Treat it like any other generic code you've read.

Here's the formal signature from what I see in Java 8's source code:

public <X extends Throwable> T orElseThrow(Supplier<? extends X> exceptionSupplier) throws X
  • X has an upper bound of Throwable. This will be important later on.
  • We return a type T which is bound to Optional's T
  • We expect a Supplier which has a wildcard upper bound of X
  • We throw X (which is valid, since X has an upper bound of Throwable). This is specified in JLS 8.4.6; so long as X is seen as a subtype of Throwable, its declaration is valid and legal here.

There is an open bug about the Javadoc being misleading. In this case, it's best to trust the source code as opposed to the documentation until the bug is declared fixed.

As for why we're using throws X instead of throws Throwable: X is guaranteed to be bound to Throwable in the uppermost bounds. If you want a more specific Throwable (runtime, checked, or Error), then merely throwing Throwable wouldn't give you that flexibility.

To your last question:

Will this method be required to be caught in a catch(Throwable t) clause?
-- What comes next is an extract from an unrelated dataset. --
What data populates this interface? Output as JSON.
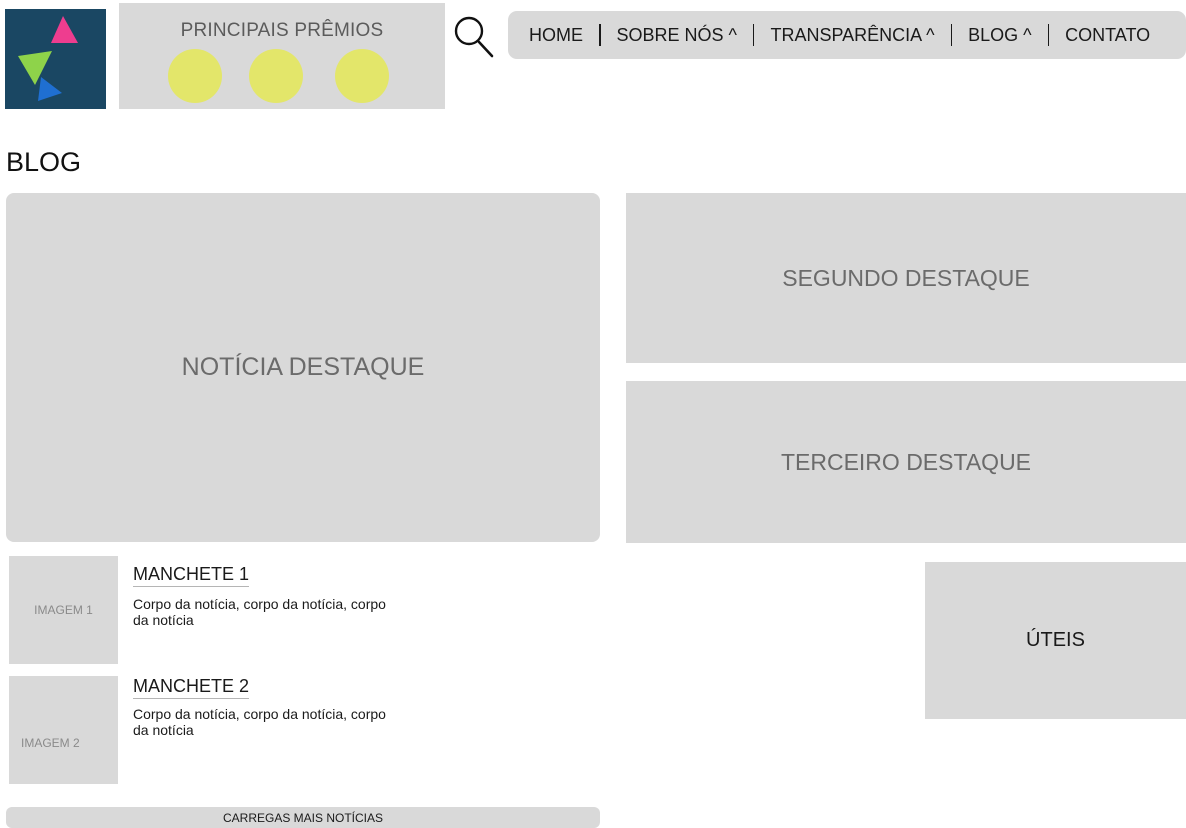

Something down the chain has to handle the exception, be that a try...catch block or the JVM itself. Ideally, one would want to create a Supplier bound to an exception that best conveyed their needs. You don't have to (and probably should not) create a catch(Throwable t) for this case; if your Supplier is type bound to a specific exception that you need to handle, then it's best to use that as your catch later up in the chain.